Share your dilemmas and get honest opinions from other Mumsnetters.

to have challenged my dad about how he verbally abuses my mum?

80 replies

mummytowillow · 10/01/2015 16:11

In a nutshell my dad verbally abuses my mum. He literally can't stand her, it is written all over his face when he even looks at her and he is foul mouthed, and at any opportunity will put her down.

They don't sleep in the same room and do nothing together apart from shopping (he only goes because she can't do it on her own). He scoffs and makes fun of any activity she does and makes unpleasant comments about her friends.

She tells me all the time how he is with her and seems quite sad a lonely at the situation she is in. I have a brother, who is aware of how my dad is, just shrugs his shoulders and is not interested. (Sadly he is very much the same with his own wife).

My mum isn't a well woman and can be difficult regarding her illnesses. This requires some biting of the tongue and patience. But he hasn't got any with her.

He refuses to help her with basic tasks, such as opening packets, carrying things etc. He was very ill a few years ago and we all rallied round and did everything we could for him, including my mum. He seems to have forgotten this.

Here are some examples of how is with her:

She is overweight (not lots and is following a diet club), but if she eats something he doesn't agree with he calls her a fat b-h, a greedy fat fu-r and numerous other obscenities.

If she buys something with her own money, out of her own account that he doesn't agree with, he gives her such a hard time about it she takes it back. She bought something with me recently to help her bad back, she went home and he told her she was fking puddled, so she took it back.

He has told her she can't speak to him unless he speaks to her, unless its about his grandchildren (he has three granddaughters).

She recently fell in the kitchen (she falls a lot), and he stepped over her and told her she was fking stupid. She'd hurt her hand and he reluctantly drove her to A&E (I was at work and she didn't tell me until the next day) They sat there for 10 hours and he didn't say one thing to her or offer to get her a drink.

She walks with sticks, if they have to go out to a function etc he won't help her and lets doors go on her so she nearly falls over (I've witnessed this and managed to stop her falling, while I was trying to sort my daughter out as well).

So today I've been to their house, he again is making derogatory comments to me saying she's lost to the plot, she's stupid etc. I also found out that he is now monitoring the phone to see how many calls she makes and the cost.

I'd had enough, so asked him if his granddaughters came to him and said their husbands were verbally abusing them, what would he think. He actually had the nerve to say he wouldn't be happy.

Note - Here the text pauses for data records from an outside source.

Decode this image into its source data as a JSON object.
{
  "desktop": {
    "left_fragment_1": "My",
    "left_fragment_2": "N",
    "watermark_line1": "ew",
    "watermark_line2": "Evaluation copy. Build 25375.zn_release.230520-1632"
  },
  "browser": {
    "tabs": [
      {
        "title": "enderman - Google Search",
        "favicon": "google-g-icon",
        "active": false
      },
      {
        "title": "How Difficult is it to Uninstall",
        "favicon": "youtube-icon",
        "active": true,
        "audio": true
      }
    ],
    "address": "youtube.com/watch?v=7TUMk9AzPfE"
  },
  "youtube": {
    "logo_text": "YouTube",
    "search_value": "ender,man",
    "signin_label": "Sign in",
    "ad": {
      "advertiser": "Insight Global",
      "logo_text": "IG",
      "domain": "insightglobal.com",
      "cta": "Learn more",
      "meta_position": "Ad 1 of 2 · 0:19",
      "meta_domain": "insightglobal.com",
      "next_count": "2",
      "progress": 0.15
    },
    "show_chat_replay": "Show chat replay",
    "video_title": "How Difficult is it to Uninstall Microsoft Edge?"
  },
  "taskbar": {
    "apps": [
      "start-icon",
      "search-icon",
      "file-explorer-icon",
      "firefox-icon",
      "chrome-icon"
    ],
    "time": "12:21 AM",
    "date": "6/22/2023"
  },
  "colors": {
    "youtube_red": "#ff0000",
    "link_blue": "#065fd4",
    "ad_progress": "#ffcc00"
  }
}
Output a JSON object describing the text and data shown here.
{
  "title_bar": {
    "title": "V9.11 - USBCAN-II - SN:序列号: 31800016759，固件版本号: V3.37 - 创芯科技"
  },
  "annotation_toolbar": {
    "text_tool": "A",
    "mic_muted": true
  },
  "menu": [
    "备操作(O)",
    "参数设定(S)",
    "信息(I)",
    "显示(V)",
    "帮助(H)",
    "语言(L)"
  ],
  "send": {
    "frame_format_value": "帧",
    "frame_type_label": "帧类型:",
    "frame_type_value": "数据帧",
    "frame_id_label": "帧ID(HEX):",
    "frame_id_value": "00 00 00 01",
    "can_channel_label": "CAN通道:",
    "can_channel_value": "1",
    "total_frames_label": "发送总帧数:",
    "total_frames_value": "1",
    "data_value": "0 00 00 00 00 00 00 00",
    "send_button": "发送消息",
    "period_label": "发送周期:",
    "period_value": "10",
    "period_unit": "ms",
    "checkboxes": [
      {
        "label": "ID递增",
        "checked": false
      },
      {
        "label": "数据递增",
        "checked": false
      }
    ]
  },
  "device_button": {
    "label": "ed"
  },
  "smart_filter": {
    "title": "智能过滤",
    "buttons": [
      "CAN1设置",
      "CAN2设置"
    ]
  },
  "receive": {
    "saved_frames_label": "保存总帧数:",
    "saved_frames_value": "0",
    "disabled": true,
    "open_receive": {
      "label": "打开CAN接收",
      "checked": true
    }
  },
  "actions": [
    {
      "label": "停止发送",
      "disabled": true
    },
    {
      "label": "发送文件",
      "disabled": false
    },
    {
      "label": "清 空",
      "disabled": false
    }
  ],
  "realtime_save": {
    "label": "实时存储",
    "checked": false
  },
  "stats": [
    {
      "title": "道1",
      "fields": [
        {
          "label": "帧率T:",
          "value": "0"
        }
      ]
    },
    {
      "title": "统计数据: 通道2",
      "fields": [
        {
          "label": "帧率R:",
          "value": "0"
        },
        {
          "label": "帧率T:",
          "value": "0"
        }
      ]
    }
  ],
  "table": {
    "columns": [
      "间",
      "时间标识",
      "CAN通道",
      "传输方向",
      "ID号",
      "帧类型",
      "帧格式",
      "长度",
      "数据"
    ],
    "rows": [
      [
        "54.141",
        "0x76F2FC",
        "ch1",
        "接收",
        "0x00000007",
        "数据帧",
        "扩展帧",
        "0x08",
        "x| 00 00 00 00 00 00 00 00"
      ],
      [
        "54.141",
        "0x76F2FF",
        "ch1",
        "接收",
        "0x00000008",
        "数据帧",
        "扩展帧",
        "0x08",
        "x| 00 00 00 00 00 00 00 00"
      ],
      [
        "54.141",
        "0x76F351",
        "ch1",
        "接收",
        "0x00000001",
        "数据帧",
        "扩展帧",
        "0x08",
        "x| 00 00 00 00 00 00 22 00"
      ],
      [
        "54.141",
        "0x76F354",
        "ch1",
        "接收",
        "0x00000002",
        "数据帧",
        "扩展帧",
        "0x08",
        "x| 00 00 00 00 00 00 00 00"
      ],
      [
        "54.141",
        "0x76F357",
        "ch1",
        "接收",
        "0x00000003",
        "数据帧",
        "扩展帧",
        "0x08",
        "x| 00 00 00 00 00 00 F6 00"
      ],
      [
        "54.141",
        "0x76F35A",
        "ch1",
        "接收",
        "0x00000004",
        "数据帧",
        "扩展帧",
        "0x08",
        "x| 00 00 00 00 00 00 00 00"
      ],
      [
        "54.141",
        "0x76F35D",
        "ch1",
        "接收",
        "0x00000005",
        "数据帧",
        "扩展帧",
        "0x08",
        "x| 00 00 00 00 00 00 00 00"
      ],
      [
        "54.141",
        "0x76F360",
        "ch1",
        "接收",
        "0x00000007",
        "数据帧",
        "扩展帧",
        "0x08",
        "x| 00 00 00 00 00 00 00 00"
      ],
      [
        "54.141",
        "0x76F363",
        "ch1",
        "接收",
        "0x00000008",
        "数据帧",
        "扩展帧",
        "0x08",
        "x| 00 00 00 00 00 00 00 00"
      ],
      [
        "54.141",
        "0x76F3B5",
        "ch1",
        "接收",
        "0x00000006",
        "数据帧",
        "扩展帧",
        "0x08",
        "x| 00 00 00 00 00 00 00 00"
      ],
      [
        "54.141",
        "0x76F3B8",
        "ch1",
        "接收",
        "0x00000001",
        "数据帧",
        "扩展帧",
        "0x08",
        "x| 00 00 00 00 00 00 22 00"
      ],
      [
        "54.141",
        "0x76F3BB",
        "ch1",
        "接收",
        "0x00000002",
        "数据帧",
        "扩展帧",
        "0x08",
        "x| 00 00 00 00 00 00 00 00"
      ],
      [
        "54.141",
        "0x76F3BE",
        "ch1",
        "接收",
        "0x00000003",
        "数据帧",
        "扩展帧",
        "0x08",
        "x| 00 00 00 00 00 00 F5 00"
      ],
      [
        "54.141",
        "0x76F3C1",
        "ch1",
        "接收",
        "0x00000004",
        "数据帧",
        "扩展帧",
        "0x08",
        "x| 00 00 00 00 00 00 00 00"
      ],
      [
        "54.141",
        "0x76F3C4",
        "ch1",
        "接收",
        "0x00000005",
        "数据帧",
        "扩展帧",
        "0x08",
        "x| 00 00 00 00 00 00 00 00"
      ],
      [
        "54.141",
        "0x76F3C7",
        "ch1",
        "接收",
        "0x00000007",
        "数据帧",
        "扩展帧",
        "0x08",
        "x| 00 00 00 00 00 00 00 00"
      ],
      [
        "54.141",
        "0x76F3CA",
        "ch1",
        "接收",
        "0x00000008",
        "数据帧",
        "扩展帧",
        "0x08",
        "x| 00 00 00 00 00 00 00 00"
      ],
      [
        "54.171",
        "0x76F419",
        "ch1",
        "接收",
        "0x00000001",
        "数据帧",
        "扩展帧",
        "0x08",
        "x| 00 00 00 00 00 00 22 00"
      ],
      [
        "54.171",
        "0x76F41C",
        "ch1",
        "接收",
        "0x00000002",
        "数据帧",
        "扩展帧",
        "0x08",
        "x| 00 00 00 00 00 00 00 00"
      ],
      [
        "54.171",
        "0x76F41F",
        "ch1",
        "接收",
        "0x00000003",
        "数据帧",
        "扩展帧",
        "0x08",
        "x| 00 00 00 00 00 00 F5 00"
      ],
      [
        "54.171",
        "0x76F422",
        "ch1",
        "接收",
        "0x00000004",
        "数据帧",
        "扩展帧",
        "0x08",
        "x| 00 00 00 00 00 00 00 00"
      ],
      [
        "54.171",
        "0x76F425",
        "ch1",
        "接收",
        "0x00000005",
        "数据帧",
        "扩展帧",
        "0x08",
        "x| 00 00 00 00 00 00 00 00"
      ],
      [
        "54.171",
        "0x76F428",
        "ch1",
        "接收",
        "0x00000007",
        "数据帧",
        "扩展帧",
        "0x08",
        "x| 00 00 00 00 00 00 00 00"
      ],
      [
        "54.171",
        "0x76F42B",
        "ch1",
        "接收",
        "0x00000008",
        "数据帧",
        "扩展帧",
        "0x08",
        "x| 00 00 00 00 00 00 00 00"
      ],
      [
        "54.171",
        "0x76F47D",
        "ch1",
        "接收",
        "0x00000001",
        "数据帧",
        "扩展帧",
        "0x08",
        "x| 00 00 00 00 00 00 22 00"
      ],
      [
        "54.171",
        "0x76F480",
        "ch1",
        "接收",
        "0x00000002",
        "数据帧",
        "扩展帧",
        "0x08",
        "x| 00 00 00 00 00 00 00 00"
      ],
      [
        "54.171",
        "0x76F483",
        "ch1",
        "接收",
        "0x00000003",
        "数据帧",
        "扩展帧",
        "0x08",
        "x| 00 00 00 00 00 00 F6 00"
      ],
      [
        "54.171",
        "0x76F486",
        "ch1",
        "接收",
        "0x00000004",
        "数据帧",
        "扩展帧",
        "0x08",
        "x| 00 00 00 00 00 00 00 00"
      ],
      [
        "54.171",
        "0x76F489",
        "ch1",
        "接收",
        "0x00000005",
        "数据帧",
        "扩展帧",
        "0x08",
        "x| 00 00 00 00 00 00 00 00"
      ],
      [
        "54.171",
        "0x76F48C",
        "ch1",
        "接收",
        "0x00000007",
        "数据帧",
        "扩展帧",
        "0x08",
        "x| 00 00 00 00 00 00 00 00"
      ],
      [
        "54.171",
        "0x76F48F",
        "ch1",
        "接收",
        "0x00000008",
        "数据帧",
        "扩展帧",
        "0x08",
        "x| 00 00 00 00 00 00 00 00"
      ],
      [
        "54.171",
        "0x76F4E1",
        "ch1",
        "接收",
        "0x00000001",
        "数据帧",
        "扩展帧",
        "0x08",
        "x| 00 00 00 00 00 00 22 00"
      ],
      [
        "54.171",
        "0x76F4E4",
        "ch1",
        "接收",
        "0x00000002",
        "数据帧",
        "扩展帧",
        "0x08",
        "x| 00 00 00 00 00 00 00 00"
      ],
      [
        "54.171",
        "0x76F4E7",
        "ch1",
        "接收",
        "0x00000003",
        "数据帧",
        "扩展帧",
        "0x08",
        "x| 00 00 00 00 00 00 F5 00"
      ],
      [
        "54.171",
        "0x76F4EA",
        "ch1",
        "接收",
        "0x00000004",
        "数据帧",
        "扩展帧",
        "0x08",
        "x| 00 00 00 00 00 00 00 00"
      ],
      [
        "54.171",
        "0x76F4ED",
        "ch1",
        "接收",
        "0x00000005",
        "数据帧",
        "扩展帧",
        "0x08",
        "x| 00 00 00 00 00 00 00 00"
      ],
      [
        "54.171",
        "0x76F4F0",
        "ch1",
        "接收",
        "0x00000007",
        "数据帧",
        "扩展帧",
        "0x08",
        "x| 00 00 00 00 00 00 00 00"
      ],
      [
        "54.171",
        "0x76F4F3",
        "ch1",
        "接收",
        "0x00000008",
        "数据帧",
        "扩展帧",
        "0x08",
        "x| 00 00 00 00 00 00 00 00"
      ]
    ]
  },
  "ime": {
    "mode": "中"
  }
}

So I asked him why he thought it was OK to swear and call his own wife names and all hell broke loose.

He said its none of my business (probably true) and keep my nose out of other people's business. He said from now on, if I call at their house I'm to given them notice so he can go out as he doesn't want to see me.

He said I don't look after my daughter properly (this is totally not true and he was scoring points there). He also told me the reason I'm on my own (I'm divorced) is because I don't do as I'm told and have too much to say!

They have been married for 50 years and I just can't imagine how awful it must be to live with someone like that.

So, should I have kept my trap shut and do as I'm told, or would you have challenged him as well.

Any ideas on where to go from here as he won't make any effort now and my poor mum is stuck in the middle.

OP posts:
pictish · 11/01/2015 10:05

This is very sad I agree. She has grown so used to him and his awful, abusive ways, that she'll most likely live out the rest of her life being subject to them. I feel so sorry for her, and for you OP. He sounds an utter bag of shit.

fishinabarrell · 11/01/2015 16:39

Go nc with your father op, he sounds like a completely abusive shit. Nasty and vile. Very good advice on this thread and good for you for challenging him.

Text him prior to going around after all he's said your mum can't talk to him unless he does to her so sending a message through her leaves her open to more abuse for 'disobeying' his rule.

One thing I would do is explain to your daughters-age appropriate of course. They will wonder why grandad doesn't want to see you, you need to be honest. Otherwise he will twist the truth to be 'bad mommy's if he gets the chance. I know someone whose ds knows that they don't see uncle anymore because he is a bad man who hurts aunty and aunty doesn't see how wrong it is yet. He always says that it's bad to hurt people and he doesn't ever want to do that.he's five.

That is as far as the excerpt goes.